El 60% de los AVE son atribuibles a la HTA (macro-vascular o micro-vascular), incrementando el riesgo de AVE recurrente y demencia pos-AVE. Desde la década del ’90 sabemos que reducciones de 6/7 mm Hg en PA se asocian a 35/40% de reducción en el AVE (Lancet 1990;335:827-30). Sin embargo el “número mágico” de la PA para el AVE aún no ha sido encontrado.
El cerebro es un órgano con funciones complejas. Debido a su joven filogenia, en especial algunas estructuras (lóbulos frontales), los ajustes en la perfusión son al mismo tiempo sofisticados y vulnerables. El flujo cerebral tiene un mecanismo de autorregulación que le permite mantener una perfusión constante acorde con las demandas metabólicas en un amplio rango de PA (desde PAM 60 a 150 mm Hg) que incluso no es homogéneo en todo el cerebro. El envejecimiento arterial conlleva la pérdida de fibras elásticas, el reemplazo por fibras colágenas y como consecuencia mayor rigidez y menor distensibilidad de las arterias (incremento VOP y PP). Sumado al envejecimiento, la injuria vascular cerebral (IVC) (infartos lacunares, lesiones de sustancia blanca y microhemorragias) coadyuvan a que el flujo se vuelva dependiente de la presión arterial de manera que, la meseta de la curva se transforma en una relación lineal. Por lo tanto, cuando nos referimos al órgano cerebro cambia el foco de atención, debido a que la PAS excede el riesgo de la PAD. Las caídas en la PAD no afectan el flujo cerebral, siendo el valor de 60 mm Hg (demostrado por ultrasonografía Doppler y espectroscopía) la explicación por que no conocemos el punto J de la PA en el cerebro. Así, lo que varía no son las curvas en cada órgano, sino los “rangos J”. Motivo por el cual, la discusión debería centrarse en;si alcanzar el punto J para proteger un órgano es compatible con la práctica clínica para con el resto de los sistemas. En otras palabras, el rango de valores de una curva J podría beneficiar un órgano (cerebro) en tanto perjudicar otro (corazón). En este caso “lo que es bueno para el cerebro, no parece ser tan bueno para el corazón”. En la actualidad, la evidencia médica nos dice que, la PA por encima de 110-75 mm Hg incrementa el número de AVEs (Lancet 2002;360:1903-13).
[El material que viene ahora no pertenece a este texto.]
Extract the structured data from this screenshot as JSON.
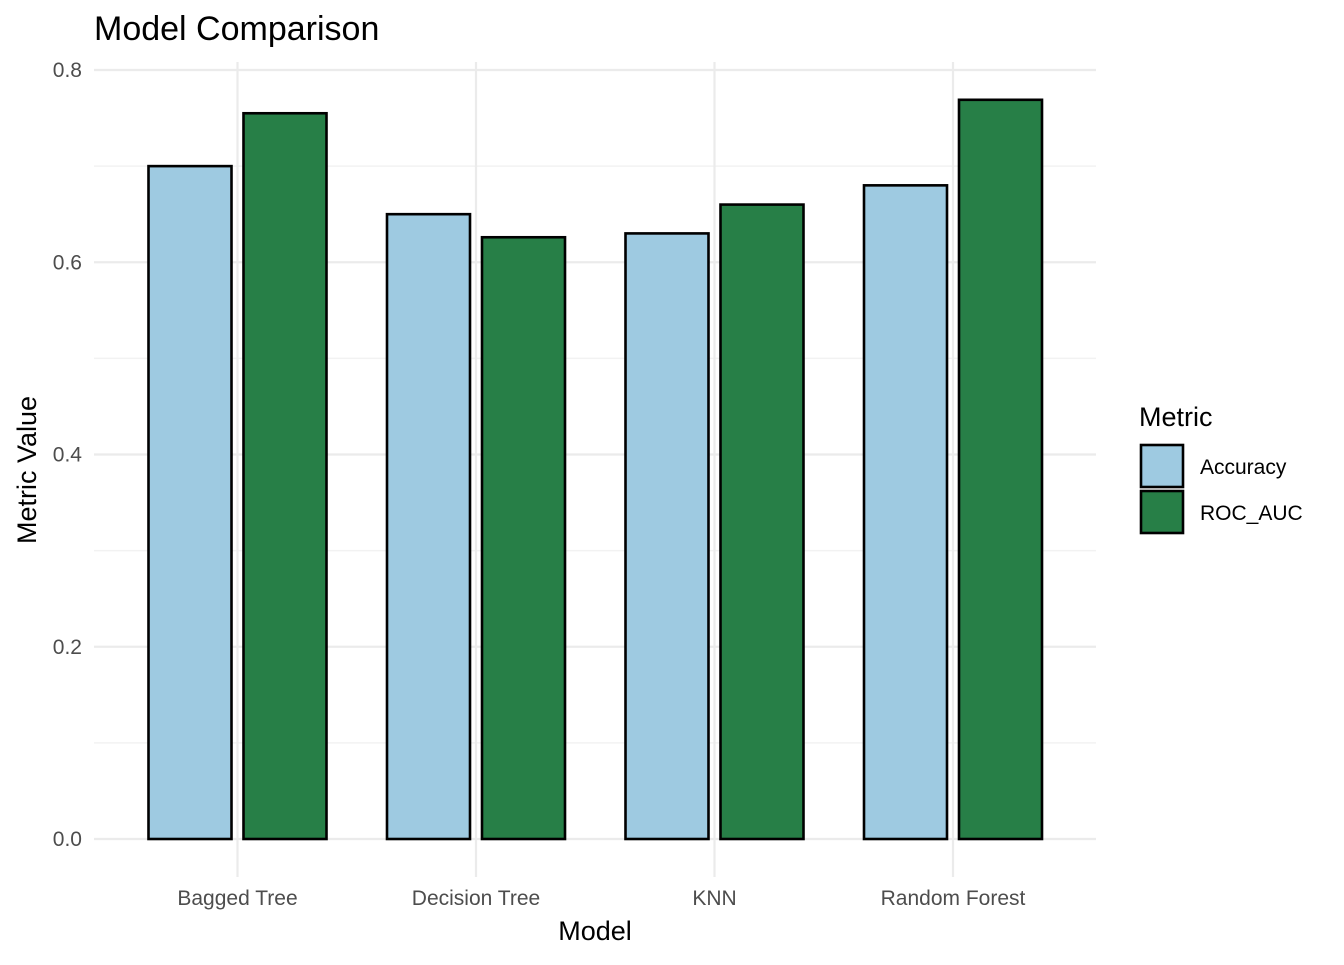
{
  "chart_data": {
    "type": "bar",
    "title": "Model Comparison",
    "xlabel": "Model",
    "ylabel": "Metric Value",
    "categories": [
      "Bagged Tree",
      "Decision Tree",
      "KNN",
      "Random Forest"
    ],
    "series": [
      {
        "name": "Accuracy",
        "values": [
          0.7,
          0.65,
          0.63,
          0.68
        ],
        "color": "#9ecae1"
      },
      {
        "name": "ROC_AUC",
        "values": [
          0.755,
          0.626,
          0.66,
          0.769
        ],
        "color": "#277f47"
      }
    ],
    "ylim": [
      0,
      0.8
    ],
    "yticks": [
      0.0,
      0.2,
      0.4,
      0.6,
      0.8
    ],
    "ytick_labels": [
      "0.0",
      "0.2",
      "0.4",
      "0.6",
      "0.8"
    ],
    "grid": true,
    "legend": {
      "title": "Metric",
      "position": "right"
    }
  }
}
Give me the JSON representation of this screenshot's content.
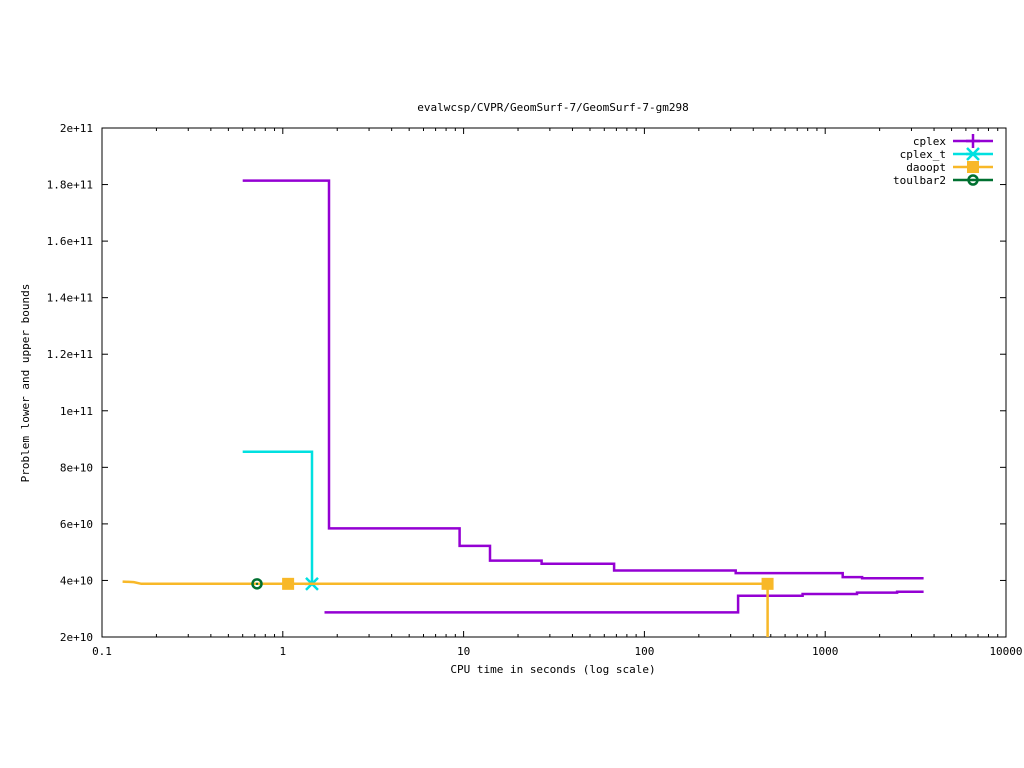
{
  "chart_data": {
    "type": "line",
    "title": "evalwcsp/CVPR/GeomSurf-7/GeomSurf-7-gm298",
    "xlabel": "CPU time in seconds (log scale)",
    "ylabel": "Problem lower and upper bounds",
    "x_scale": "log",
    "xlim": [
      0.1,
      10000
    ],
    "ylim": [
      20000000000,
      200000000000
    ],
    "x_ticks": [
      0.1,
      1,
      10,
      100,
      1000,
      10000
    ],
    "x_tick_labels": [
      "0.1",
      "1",
      "10",
      "100",
      "1000",
      "10000"
    ],
    "y_ticks": [
      20000000000,
      40000000000,
      60000000000,
      80000000000,
      100000000000,
      120000000000,
      140000000000,
      160000000000,
      180000000000,
      200000000000
    ],
    "y_tick_labels": [
      "2e+10",
      "4e+10",
      "6e+10",
      "8e+10",
      "1e+11",
      "1.2e+11",
      "1.4e+11",
      "1.6e+11",
      "1.8e+11",
      "2e+11"
    ],
    "legend_position": "top-right",
    "grid": false,
    "series": [
      {
        "name": "cplex",
        "color": "#9400d3",
        "marker": "plus",
        "marker_points": [],
        "lines": [
          [
            [
              0.6,
              181400000000
            ],
            [
              1.8,
              181400000000
            ],
            [
              1.8,
              58400000000
            ],
            [
              9.5,
              58400000000
            ],
            [
              9.5,
              52200000000
            ],
            [
              14,
              52200000000
            ],
            [
              14,
              47000000000
            ],
            [
              27,
              47000000000
            ],
            [
              27,
              45900000000
            ],
            [
              68,
              45900000000
            ],
            [
              68,
              43500000000
            ],
            [
              320,
              43500000000
            ],
            [
              320,
              42600000000
            ],
            [
              1250,
              42600000000
            ],
            [
              1250,
              41200000000
            ],
            [
              1600,
              41200000000
            ],
            [
              1600,
              40800000000
            ],
            [
              3500,
              40800000000
            ]
          ],
          [
            [
              1.7,
              28700000000
            ],
            [
              330,
              28700000000
            ],
            [
              330,
              34600000000
            ],
            [
              750,
              34600000000
            ],
            [
              750,
              35200000000
            ],
            [
              1500,
              35200000000
            ],
            [
              1500,
              35700000000
            ],
            [
              2500,
              35700000000
            ],
            [
              2500,
              36000000000
            ],
            [
              3500,
              36000000000
            ]
          ]
        ]
      },
      {
        "name": "cplex_t",
        "color": "#00e0e0",
        "marker": "cross",
        "marker_points": [
          [
            1.45,
            38800000000
          ]
        ],
        "lines": [
          [
            [
              0.6,
              85500000000
            ],
            [
              1.45,
              85500000000
            ],
            [
              1.45,
              38800000000
            ]
          ]
        ]
      },
      {
        "name": "daoopt",
        "color": "#f8b828",
        "marker": "square",
        "marker_points": [
          [
            1.07,
            38800000000
          ],
          [
            480,
            38800000000
          ]
        ],
        "lines": [
          [
            [
              0.13,
              39600000000
            ],
            [
              0.15,
              39400000000
            ],
            [
              0.165,
              38800000000
            ],
            [
              480,
              38800000000
            ],
            [
              480,
              20000000000
            ]
          ]
        ]
      },
      {
        "name": "toulbar2",
        "color": "#007030",
        "marker": "circle",
        "marker_points": [
          [
            0.72,
            38800000000
          ]
        ],
        "lines": []
      }
    ]
  }
}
Sin poder definir si los trastornos disautonómicos, que aumentan la susceptibilidad a los cambios ortostáticos, son causa o consecuencia de la IVC, Kario y col. (JACC 2002;40:133-41) han demostrado una curva en “U” de la PA con los cambios posicionales. Tanto la hipertensión ortostática como para la hipotensión ortostática se relacionan con infartos silentes aislados o múltiples.
En conclusión el cerebro como los demás órganos presentan un comportamiento en J de la PA, sin embargo este valor no parece ser el mismo para cada órgano. De manera que, nuestro juicio clínico deba primar por sobre un “número mágico. Finalmente, si la curva en J de la PA es una causa o consecuencia de la lesión cerebral es un dilema abierto al futuro.